I also still hit moments where I know the software works, but I can tell a more experienced Go engineer would shape it better. That part does not discourage me. Honestly, I like it. It means the language still has depth for me to grow into.
I am still mastering Go, but I am already comfortable building real software in it. That is part of why I like recommending it. You can become productive before you become advanced.
Why this matters to me as an engineer
The bigger lesson for me has not been "Go is better than TypeScript or Python." It has been that the language you choose changes the way you think about the system you are building.
Go makes me reach for simplicity earlier. It makes me think about concurrency in a way that feels concrete. It makes me depend on fewer things by default. And for the kind of backend software I want to get better at, that has been a very healthy influence.

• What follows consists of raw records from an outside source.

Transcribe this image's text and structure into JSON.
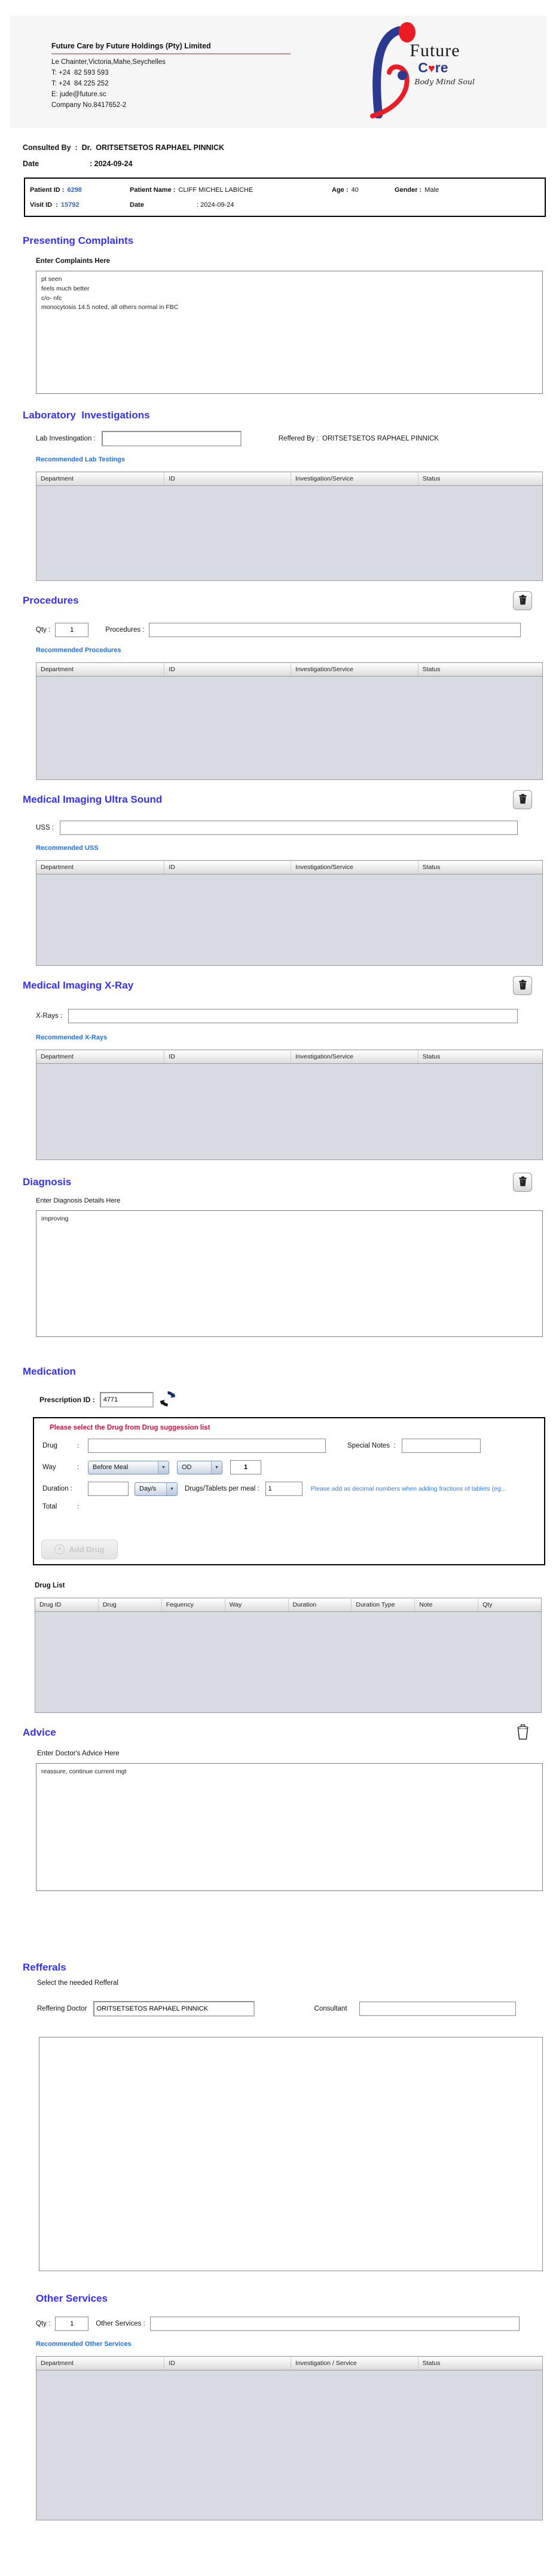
{
  "letterhead": {
    "company_name": "Future Care by Future Holdings (Pty) Limited",
    "address": "Le Chainter,Victoria,Mahe,Seychelles",
    "phone1": "T: +24  82 593 593",
    "phone2": "T: +24  84 225 252",
    "email": "E: jude@future.sc",
    "company_no": "Company No.8417652-2",
    "logo": {
      "future": "Future",
      "care_c": "C",
      "heart": "♥",
      "care_re": "re",
      "tagline": "Body Mind Soul"
    }
  },
  "consulted_by": "Consulted By  :  Dr.  ORITSETSETOS RAPHAEL PINNICK",
  "visit_date": {
    "label": "Date",
    "value": ": 2024-09-24"
  },
  "patient": {
    "id_label": "Patient ID :",
    "id": "6298",
    "name_label": "Patient Name :",
    "name": "CLIFF MICHEL LABICHE",
    "age_label": "Age :",
    "age": "40",
    "gender_label": "Gender :",
    "gender": "Male",
    "visit_label": "Visit ID  :",
    "visit_id": "15792",
    "date_label": "Date",
    "date": ": 2024-09-24"
  },
  "complaints": {
    "title": "Presenting Complaints",
    "label": "Enter Complaints Here",
    "text": "pt seen\nfeels much better\nc/o- nfc\nmonocytosis 14.5 noted, all others normal in FBC"
  },
  "laboratory": {
    "title": "Laboratory  Investigations",
    "field_label": "Lab Investingation :",
    "field_value": "",
    "referred_label": "Reffered By :  ORITSETSETOS RAPHAEL PINNICK",
    "recommended": "Recommended Lab Testings",
    "headers": [
      "Department",
      "ID",
      "Investigation/Service",
      "Status"
    ]
  },
  "procedures": {
    "title": "Procedures",
    "qty_label": "Qty :",
    "qty": "1",
    "field_label": "Procedures :",
    "field_value": "",
    "recommended": "Recommended Procedures",
    "headers": [
      "Department",
      "ID",
      "Investigation/Service",
      "Status"
    ]
  },
  "ultrasound": {
    "title": "Medical Imaging Ultra Sound",
    "field_label": "USS :",
    "field_value": "",
    "recommended": "Recommended USS",
    "headers": [
      "Department",
      "ID",
      "Investigation/Service",
      "Status"
    ]
  },
  "xray": {
    "title": "Medical Imaging X-Ray",
    "field_label": "X-Rays :",
    "field_value": "",
    "recommended": "Recommended X-Rays",
    "headers": [
      "Department",
      "ID",
      "Investigation/Service",
      "Status"
    ]
  },
  "diagnosis": {
    "title": "Diagnosis",
    "label": "Enter Diagnosis Details Here",
    "text": "improving"
  },
  "medication": {
    "title": "Medication",
    "prescription_label": "Prescription ID :",
    "prescription_id": "4771",
    "warning": "Please select the Drug from Drug suggession list",
    "drug_label": "Drug",
    "colon": ":",
    "drug_value": "",
    "special_notes_label": "Special Notes  :",
    "special_notes_value": "",
    "way_label": "Way",
    "meal_option": "Before Meal",
    "frequency_option": "OD",
    "frequency_qty": "1",
    "duration_label": "Duration :",
    "duration_value": "",
    "duration_unit": "Day/s",
    "per_meal_label": "Drugs/Tablets per meal :",
    "per_meal_value": "1",
    "decimal_note": "Please add as decimal numbers when adding fractions of tablets (eg...",
    "total_label": "Total",
    "total_value": "",
    "add_drug_label": "Add Drug",
    "drug_list_label": "Drug List",
    "drug_headers": [
      "Drug ID",
      "Drug",
      "Fequency",
      "Way",
      "Duration",
      "Duration Type",
      "Note",
      "Qty"
    ]
  },
  "advice": {
    "title": "Advice",
    "label": "Enter Doctor's Advice Here",
    "text": "reassure, continue current mgt"
  },
  "referrals": {
    "title": "Refferals",
    "subtitle": "Select the needed Refferal",
    "doctor_label": "Reffering Doctor",
    "doctor_value": "ORITSETSETOS RAPHAEL PINNICK",
    "consultant_label": "Consultant",
    "consultant_value": ""
  },
  "other_services": {
    "title": "Other Services",
    "qty_label": "Qty :",
    "qty": "1",
    "field_label": "Other Services :",
    "field_value": "",
    "recommended": "Recommended Other Services",
    "headers": [
      "Department",
      "ID",
      "Investigation / Service",
      "Status"
    ]
  },
  "icons": {
    "dropdown_arrow": "▼",
    "plus": "+"
  },
  "colors": {
    "heading": "#3431f0",
    "link": "#1b6ff0",
    "id_text": "#3366cc",
    "warning": "#d3103f"
  }
}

I still use TypeScript for frontend work, and Python still makes sense to me for plenty of backend and data tasks. But when I am building services, internal tools, small APIs, or anything that needs to do a lot of work without becoming hard to reason about, Go has started becoming my default pick.
I am saying that as someone who is still learning, not as someone pretending to know everything about the language. Maybe that is exactly why I like it so much right now. It already lets me write good software, and it still has a lot more to teach me.